The most elegant way to communicate with a driver from the user-space application is the ioctl. Let’s implement our ioctl beside the open, release, and read in the file_operations.

Define your hardware-specific commands and call them from the main-ioctl function. For example define LED_ON and LED_OFF operation, and call led_on() and led_off() function from a switch-case from the main-ioctl. These hardware-specific command-functions should implement the exact device access by reading and writing its registers.

At this point, you should open your device’s documentation, register map, or their example code, how to control their device. In an ideal word, no error would appear… but what should we do if the device won’t do what we want? How to debug at this point?

Debug tips:
Again, the printk, dmesg pair is a good debugging tools, but I suggest another mechanism beside them. A useful debug tool can be the busybox command (not the software suite). You can read/write to/from a physical address with this. For this, you will need the BAR of the PCI. But what is this?

The BAR (Base Address Register) shows where the device memory region(s) has been mapped to in the Linux’s memory. The memory mapping is done during the bus enumeration, so when the device is visible in the lspci, the BAR(s) has been set already. Let’s see lspci:

user@mypc:~$ lspci -v
0005:01:00.0 Memory controller: NVIDIA Corporation Device 8034
Subsystem: NVIDIA Corporation Device 0001
Flags: bus master, fast devsel, latency 0, IRQ 39
Memory at 1f40000000 (32-bit, non-prefetchable) [size=512M]
Memory at 1f60000000 (32-bit, non-prefetchable) [size=64K]

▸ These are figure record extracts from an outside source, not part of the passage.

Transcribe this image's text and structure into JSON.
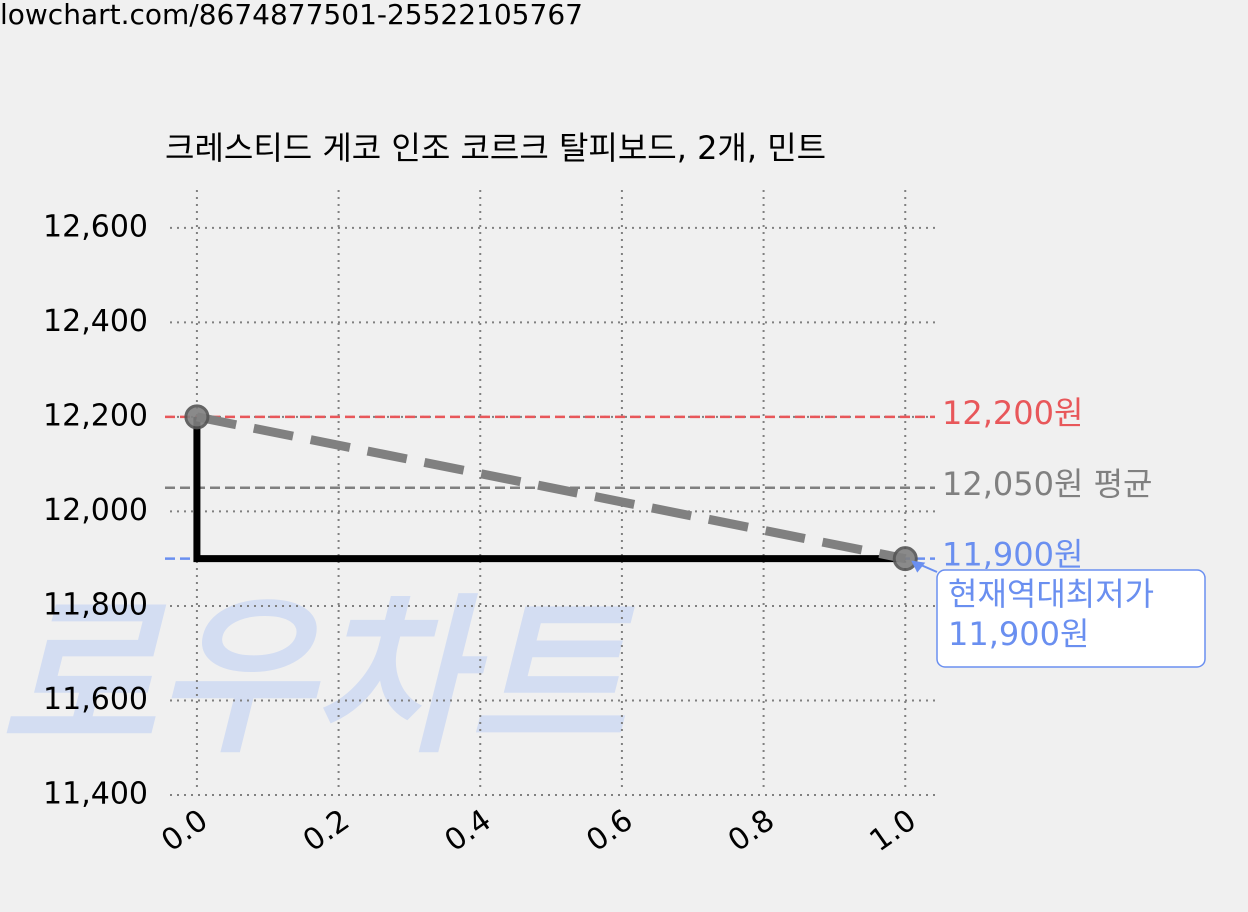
{
  "url": "lowchart.com/8674877501-25522105767",
  "chart_data": {
    "type": "line",
    "title": "크레스티드 게코 인조 코르크 탈피보드, 2개, 민트",
    "watermark": "로우차트",
    "xlim": [
      -0.038,
      1.042
    ],
    "ylim": [
      11400,
      12680
    ],
    "xticks": [
      {
        "value": 0,
        "label": "0.0"
      },
      0.2,
      0.4,
      0.6,
      0.8,
      {
        "value": 1,
        "label": "1.0"
      }
    ],
    "yticks": [
      {
        "value": 11400,
        "label": "11,400"
      },
      {
        "value": 11600,
        "label": "11,600"
      },
      {
        "value": 11800,
        "label": "11,800"
      },
      {
        "value": 12000,
        "label": "12,000"
      },
      {
        "value": 12200,
        "label": "12,200"
      },
      {
        "value": 12400,
        "label": "12,400"
      },
      {
        "value": 12600,
        "label": "12,600"
      }
    ],
    "grid": true,
    "series": [
      {
        "color": "#000000",
        "style": "solid",
        "x": [
          0,
          0,
          1
        ],
        "values": [
          12200,
          11900,
          11900
        ]
      },
      {
        "color": "#808080",
        "style": "dashed",
        "markers": true,
        "x": [
          0,
          1
        ],
        "values": [
          12200,
          11900
        ]
      }
    ],
    "hlines": [
      {
        "value": 12200,
        "label": "12,200원",
        "color": "#e8575a"
      },
      {
        "value": 12050,
        "label": "12,050원 평균",
        "color": "#808080"
      },
      {
        "value": 11900,
        "label": "11,900원",
        "color": "#6a8ff0"
      }
    ],
    "annotation": {
      "x": 1,
      "y": 11900,
      "lines": [
        "현재역대최저가",
        "11,900원"
      ],
      "color": "#6a8ff0"
    }
  }
}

Capabilities: [80] Power Management version 3
...

In this case, we have two BARs that have been mapped to 0x1f40000000 and 0x1f60000000 respectively. Reading and writing the device registers have to be offset by these addresses. So take an arbitrary register address from the device’s documentation, and add to the proper BAR to access it:

busybox devmem <BAR + device_register> # Read a register
busybox devmem <BAR + device_register> w <value> # Write a register

This, busybox devmem can be a handy debug tool. You can check all of your registers after your faulty driver.

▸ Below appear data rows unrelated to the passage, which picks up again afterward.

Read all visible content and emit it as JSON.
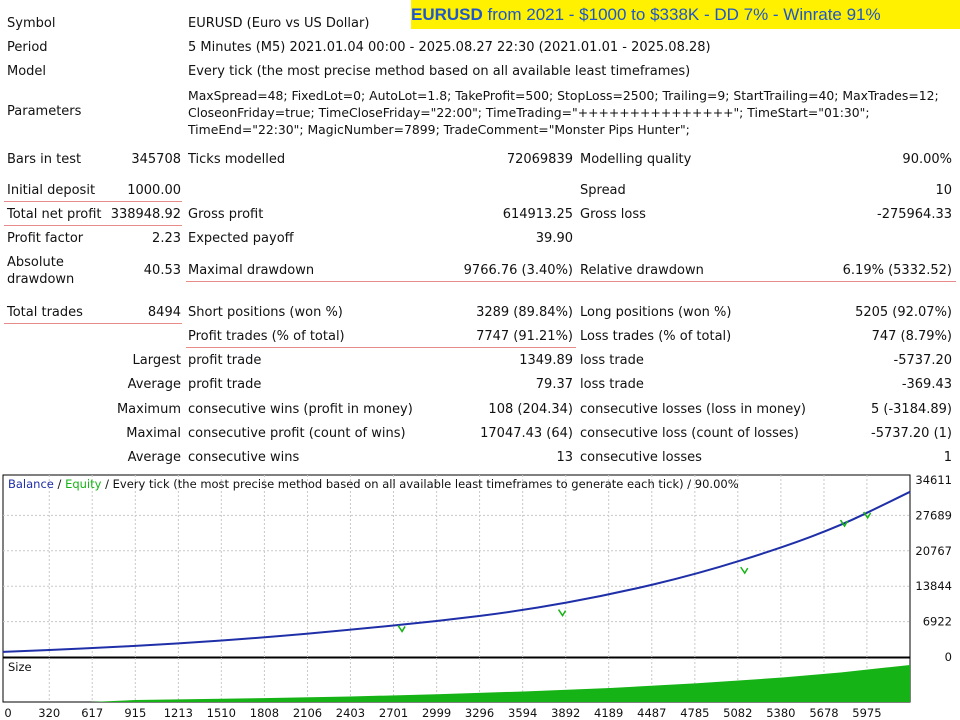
{
  "banner": {
    "symbol": "EURUSD",
    "rest": "from 2021 - $1000 to $338K - DD 7% - Winrate 91%"
  },
  "header": {
    "symbol_label": "Symbol",
    "symbol_value": "EURUSD (Euro vs US Dollar)",
    "period_label": "Period",
    "period_value": "5 Minutes (M5) 2021.01.04 00:00 - 2025.08.27 22:30 (2021.01.01 - 2025.08.28)",
    "model_label": "Model",
    "model_value": "Every tick (the most precise method based on all available least timeframes)",
    "parameters_label": "Parameters",
    "parameters_line1": "MaxSpread=48; FixedLot=0; AutoLot=1.8; TakeProfit=500; StopLoss=2500; Trailing=9; StartTrailing=40; MaxTrades=12;",
    "parameters_line2": "CloseonFriday=true; TimeCloseFriday=\"22:00\"; TimeTrading=\"+++++++++++++++\"; TimeStart=\"01:30\";",
    "parameters_line3": "TimeEnd=\"22:30\"; MagicNumber=7899; TradeComment=\"Monster Pips Hunter\";"
  },
  "stats": {
    "bars_label": "Bars in test",
    "bars_value": "345708",
    "ticks_label": "Ticks modelled",
    "ticks_value": "72069839",
    "quality_label": "Modelling quality",
    "quality_value": "90.00%",
    "deposit_label": "Initial deposit",
    "deposit_value": "1000.00",
    "spread_label": "Spread",
    "spread_value": "10",
    "net_label": "Total net profit",
    "net_value": "338948.92",
    "gross_profit_label": "Gross profit",
    "gross_profit_value": "614913.25",
    "gross_loss_label": "Gross loss",
    "gross_loss_value": "-275964.33",
    "pf_label": "Profit factor",
    "pf_value": "2.23",
    "ep_label": "Expected payoff",
    "ep_value": "39.90",
    "abs_dd_label1": "Absolute",
    "abs_dd_label2": "drawdown",
    "abs_dd_value": "40.53",
    "max_dd_label": "Maximal drawdown",
    "max_dd_value": "9766.76 (3.40%)",
    "rel_dd_label": "Relative drawdown",
    "rel_dd_value": "6.19% (5332.52)",
    "trades_label": "Total trades",
    "trades_value": "8494",
    "short_label": "Short positions (won %)",
    "short_value": "3289 (89.84%)",
    "long_label": "Long positions (won %)",
    "long_value": "5205 (92.07%)",
    "profit_trades_label": "Profit trades (% of total)",
    "profit_trades_value": "7747 (91.21%)",
    "loss_trades_label": "Loss trades (% of total)",
    "loss_trades_value": "747 (8.79%)",
    "largest_label": "Largest",
    "largest_profit_label": "profit trade",
    "largest_profit_value": "1349.89",
    "largest_loss_label": "loss trade",
    "largest_loss_value": "-5737.20",
    "average_label": "Average",
    "average_profit_label": "profit trade",
    "average_profit_value": "79.37",
    "average_loss_label": "loss trade",
    "average_loss_value": "-369.43",
    "maximum_label": "Maximum",
    "max_wins_label": "consecutive wins (profit in money)",
    "max_wins_value": "108 (204.34)",
    "max_losses_label": "consecutive losses (loss in money)",
    "max_losses_value": "5 (-3184.89)",
    "maximal_label": "Maximal",
    "maximal_profit_label": "consecutive profit (count of wins)",
    "maximal_profit_value": "17047.43 (64)",
    "maximal_loss_label": "consecutive loss (count of losses)",
    "maximal_loss_value": "-5737.20 (1)",
    "avg_cons_label": "Average",
    "avg_wins_label": "consecutive wins",
    "avg_wins_value": "13",
    "avg_losses_label": "consecutive losses",
    "avg_losses_value": "1"
  },
  "chart_data": {
    "type": "line",
    "legend_balance": "Balance",
    "legend_sep": " / ",
    "legend_equity": "Equity",
    "legend_rest": " / Every tick (the most precise method based on all available least timeframes to generate each tick) / 90.00%",
    "size_label": "Size",
    "y_ticks": [
      "34611",
      "27689",
      "20767",
      "13844",
      "6922",
      "0"
    ],
    "x_ticks": [
      "0",
      "320",
      "617",
      "915",
      "1213",
      "1510",
      "1808",
      "2106",
      "2403",
      "2701",
      "2999",
      "3296",
      "3594",
      "3892",
      "4189",
      "4487",
      "4785",
      "5082",
      "5380",
      "5678",
      "5975"
    ],
    "ylim": [
      0,
      34611
    ],
    "xlim": [
      0,
      6273
    ],
    "series": [
      {
        "name": "Balance",
        "color": "#1f2fa8",
        "x": [
          0,
          600,
          1200,
          1800,
          2400,
          3000,
          3600,
          4200,
          4800,
          5400,
          5800,
          6100,
          6273
        ],
        "y": [
          1000,
          1700,
          2600,
          3800,
          5300,
          7000,
          9100,
          12200,
          16200,
          21500,
          25800,
          29900,
          32300
        ]
      },
      {
        "name": "Equity",
        "color": "#16b316",
        "dips_x": [
          2760,
          3870,
          5130,
          5820,
          5980
        ],
        "dips_y": [
          5000,
          8100,
          16400,
          25600,
          27200
        ]
      }
    ],
    "size_series": {
      "color": "#16b316",
      "x": [
        0,
        600,
        915,
        1800,
        2400,
        3000,
        3600,
        4200,
        4800,
        5400,
        5800,
        6100,
        6273
      ],
      "y": [
        0,
        0,
        0.05,
        0.1,
        0.14,
        0.2,
        0.27,
        0.36,
        0.48,
        0.63,
        0.76,
        0.88,
        0.95
      ]
    },
    "colors": {
      "grid": "#c8c8c8",
      "axis": "#000000",
      "underline": "#e88b8b"
    }
  }
}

Note that using the busybox command, you can control your PCIe device without your device driver (right after that the device is visible in the lspci). Sure, this is not what we want, but it is a handy way of board bring-up.

+1 Concurrency

Photo by Jonathan Chng on Unsplash

Concurrency is crucial and not a negligible part of device drivers. You can say that you will use the driver only in one application, which runs on only one thread (which seems a hard limitation), but what about the hardware interrupts? If you handle the interrupts from the hardware in your driver (i.e., registering your callback with request_irq()) you have to care about the data coherency and thread-safety.

There are many great descriptions about thread safety on the internet, so I won’t explain how to do it. I just want to highlight that concurrency is a real and challenging topic in device drivers. First, I suggest modeling your driver’s race conditions in any higher-level language (Java, Python), which can handle crash and deadlocks without the system crash. Then I would implement the same in C, but in a simple hello_thread application. Then when these models have passed, I would implement the locks and mutex in my driver.

Please check out the Concurrency and Race Conditions chapter of the LDD, which describes which lock has to be used and where to prevent deadlocks and incoherent data access..

Sum

However, Linux device driver development is not an easy task, but this article is not for threatening you. It just gives steps for developing. I highly recommend using this step by step methodology. And do not enter the next step if you have problems with a former one. What’s more, check what step you are in before posting your issues on forums. You will be able to ask the right question if you know what step has been failed.

So let’s develop device drivers step by step!

Open heart, open source. I’m FPGA developer.